Othello Renfroe, a former Negro League all-star, once described catcher Roy Campanella as “the biggest 15-year-old boy I ever saw in my life.” According to Renfroe, when Baltimore Elite Giants shortstop Pee Wee Butts took infield practice, he’d get mad at Campanella, who began playing pro ball while in high school, for throwing the ball so hard to second base.
Just two years later, the stockily built prodigy, taking over the full-time catching duties at the end of the 1939 regular season, led the Baltimore Elite (pronounced ee-light) Giants to their first Negro National League title over the venerable Homestead Grays, including future Hall of Famers Josh Gibson and Buck Leonard. Campanella batted .353, smacked a home run, and drove in six runs in the five-game championship series. Nine long seasons later, he joined Jackie Robinson in the Brooklyn Dodgers’ infield.

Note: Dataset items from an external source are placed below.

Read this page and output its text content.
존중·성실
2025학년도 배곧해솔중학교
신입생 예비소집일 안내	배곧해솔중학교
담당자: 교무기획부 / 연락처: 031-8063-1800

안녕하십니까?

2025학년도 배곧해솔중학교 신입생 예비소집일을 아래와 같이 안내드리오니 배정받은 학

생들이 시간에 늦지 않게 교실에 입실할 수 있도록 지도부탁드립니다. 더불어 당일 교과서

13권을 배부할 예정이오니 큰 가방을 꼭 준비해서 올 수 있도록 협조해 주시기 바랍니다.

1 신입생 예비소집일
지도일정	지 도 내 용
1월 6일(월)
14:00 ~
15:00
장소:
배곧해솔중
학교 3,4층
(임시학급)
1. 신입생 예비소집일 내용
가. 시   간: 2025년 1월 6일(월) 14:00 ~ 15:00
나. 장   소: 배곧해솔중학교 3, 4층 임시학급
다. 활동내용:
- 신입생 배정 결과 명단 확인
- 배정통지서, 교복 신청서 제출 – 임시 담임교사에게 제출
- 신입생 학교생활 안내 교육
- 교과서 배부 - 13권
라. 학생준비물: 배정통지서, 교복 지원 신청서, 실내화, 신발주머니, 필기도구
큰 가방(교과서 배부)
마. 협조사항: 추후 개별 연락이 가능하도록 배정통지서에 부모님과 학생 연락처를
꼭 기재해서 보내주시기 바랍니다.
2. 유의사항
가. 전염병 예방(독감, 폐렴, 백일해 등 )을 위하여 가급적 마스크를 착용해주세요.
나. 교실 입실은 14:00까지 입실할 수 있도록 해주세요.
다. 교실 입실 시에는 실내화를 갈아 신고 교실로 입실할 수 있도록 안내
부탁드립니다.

At that point, Campanella began gunning down would-be base stealers with the assistance of another shortstop named Pee Wee—Reese. He would go on to win three MVP awards with Brooklyn’s iconic Boys of Summer, ’51, ’53, and ’55, the last being the same season he swatted two home runs and led Brooklyn to their first and only World Series title. This season marks the 50th anniversary of his own induction into Cooperstown.
Often forgotten, Campanella had been quickly joined by two other ex-Elite Giants on the Dodgers, pitcher Joe Black and third baseman “Junior” Gilliam, who earned back-to-back Rookie of the Year honors in 1952 and 1953. Not that all their teammates appreciated the influx of talent from Baltimore. Third baseman Billy Cox infamously asked baseball writer Roger Kahn, “How would you like a n—– to take your job?”

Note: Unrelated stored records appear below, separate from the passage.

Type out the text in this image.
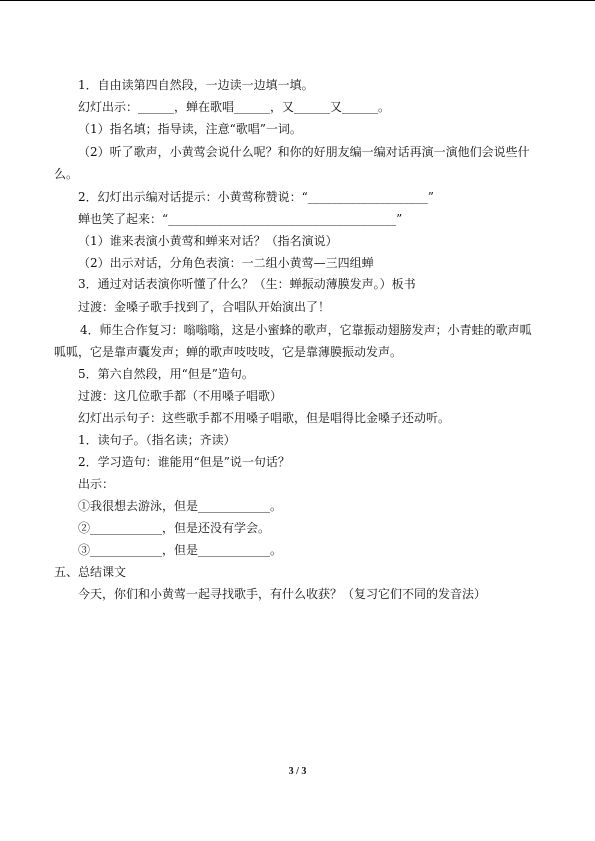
1．自由读第四自然段，一边读一边填一填。
幻灯出示：______，蝉在歌唱______，又______又______。
（1）指名填；指导读，注意“歌唱”一词。
（2）听了歌声，小黄莺会说什么呢？和你的好朋友编一编对话再演一演他们会说些什
么。
2．幻灯出示编对话提示：小黄莺称赞说：“____________________”
蝉也笑了起来：“______________________________________”
（1）谁来表演小黄莺和蝉来对话？（指名演说）
（2）出示对话，分角色表演：一二组小黄莺—三四组蝉
3．通过对话表演你听懂了什么？（生：蝉振动薄膜发声。）板书
过渡：金嗓子歌手找到了，合唱队开始演出了！
4．师生合作复习：嗡嗡嗡，这是小蜜蜂的歌声，它靠振动翅膀发声；小青蛙的歌声呱
呱呱，它是靠声囊发声；蝉的歌声吱吱吱，它是靠薄膜振动发声。
5．第六自然段，用“但是”造句。
过渡：这几位歌手都（不用嗓子唱歌）
幻灯出示句子：这些歌手都不用嗓子唱歌，但是唱得比金嗓子还动听。
1．读句子。（指名读；齐读）
2．学习造句：谁能用“但是”说一句话？
出示：
①我很想去游泳，但是____________。
②____________，但是还没有学会。
③____________，但是____________。
五、总结课文
今天，你们和小黄莺一起寻找歌手，有什么收获？（复习它们不同的发音法）
3 / 3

In fact, before signing with Brooklyn, Black and Gilliam had helped lift the Elite Giants to their second championship in 1949. It would prove to be the team’s last season in Baltimore, as white Major League owners had begun picking off the best young black ballplayers, sending Negro League baseball into a quick downward spiral. Cozy Bugle Field, where fans still in church clothes flocked for Sunday afternoon games and picnics, was sold and torn up just days after the end of the ’49 season. Today, the East Baltimore site stands vacant, without so much as a historical marker.

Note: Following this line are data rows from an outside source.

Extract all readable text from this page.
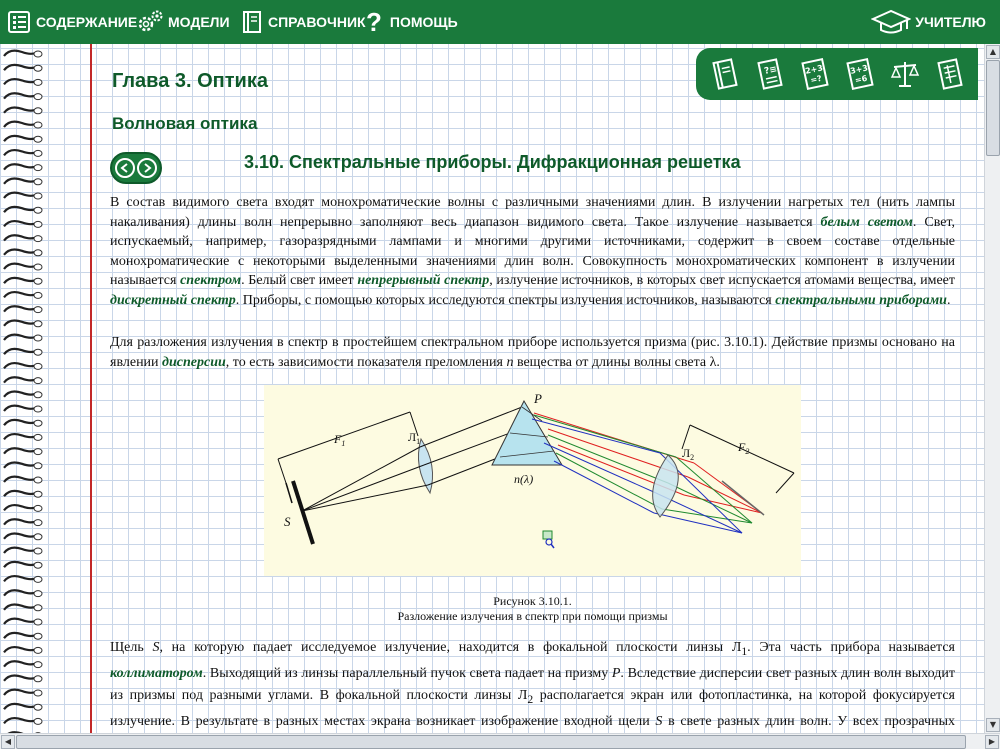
СОДЕРЖАНИЕ МОДЕЛИ	СПРАВОЧНИК ? ПОМОЩЬ	УЧИТЕЛЮ
?≡	2+3
=?
3+3
=6
Глава 3. Оптика
Волновая оптика
3.10. Спектральные приборы. Дифракционная решетка
В состав видимого света входят монохроматические волны с различными значениями длин. В излучении нагретых тел (нить лампы накаливания) длины волн непрерывно заполняют весь диапазон видимого света. Такое излучение называется белым светом. Свет, испускаемый, например, газоразрядными лампами и многими другими источниками, содержит в своем составе отдельные монохроматические с некоторыми выделенными значениями длин волн. Совокупность монохроматических компонент в излучении называется спектром. Белый свет имеет непрерывный спектр, излучение источников, в которых свет испускается атомами вещества, имеет дискретный спектр. Приборы, с помощью которых исследуются спектры излучения источников, называются спектральными приборами.
Для разложения излучения в спектр в простейшем спектральном приборе используется призма (рис. 3.10.1). Действие призмы основано на явлении дисперсии, то есть зависимости показателя преломления n вещества от длины волны света λ.
S
P
$Л_1$
$Л_2$
$F_1$	$F_2$
n(λ)
Рисунок 3.10.1.
Разложение излучения в спектр при помощи призмы
Щель S, на которую падает исследуемое излучение, находится в фокальной плоскости линзы $Л_1$. Эта часть прибора называется коллиматором. Выходящий из линзы параллельный пучок света падает на призму P. Вследствие дисперсии свет разных длин волн выходит из призмы под разными углами. В фокальной плоскости линзы $Л_2$ располагается экран или фотопластинка, на которой фокусируется излучение. В результате в разных местах экрана возникает изображение входной щели S в свете разных длин волн. У всех прозрачных
▲
▼
◀	▶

Also starring for the Elite Giants on the ’49 title team was legendary hurler Leon Day, who’d grown up in Mount Winans rooting for the then-Baltimore Black Sox. Day was already in his mid-30s when Campanella, Black, and Gilliam hit their stride with those memorable Brooklyn squads. He never played in white baseball but was nonetheless inducted into the Hall of Fame in 1995. “Oh my, Leon loved playing ball,” Day’s widow, Geraldine Day, recalls. “He was older when we met and didn’t tell me for two years he’d been a ballplayer. Then, he never stopped telling stories, especially about the barnstorming days. He never complained about any of it, not the bus rides or cow pastures they played in sometimes.”
Her husband, she adds, often faced Campanella when he pitched for the Newark Eagles, handling him well initially. “Leon always said he had no problem with Roy until he moved into white baseball. After that, on those barnstorming tours, couldn’t get him out.” Not that anyone else did, either, by then.
If you tabulate Campanella’s 162-game average, a full major-league season, it works out to 32 home runs and 114 RBIs over a career cut short twice—by racism at the front end, which delayed his start until he was 26, and a paralyzing car accident at back end, when he was 36. More than his heroics on the field, the accident transformed the wheelchair-bound Campanella into a universal symbol of courage.
“There was never any question about his ability,” Brooklyn scout Clyde Sukeforth said later. He’d recommended the catcher, maybe the greatest ever, to owner Branch Rickey. “Nobody discovered Campanella,” Sukeforth added. “We looked at him and there he was.”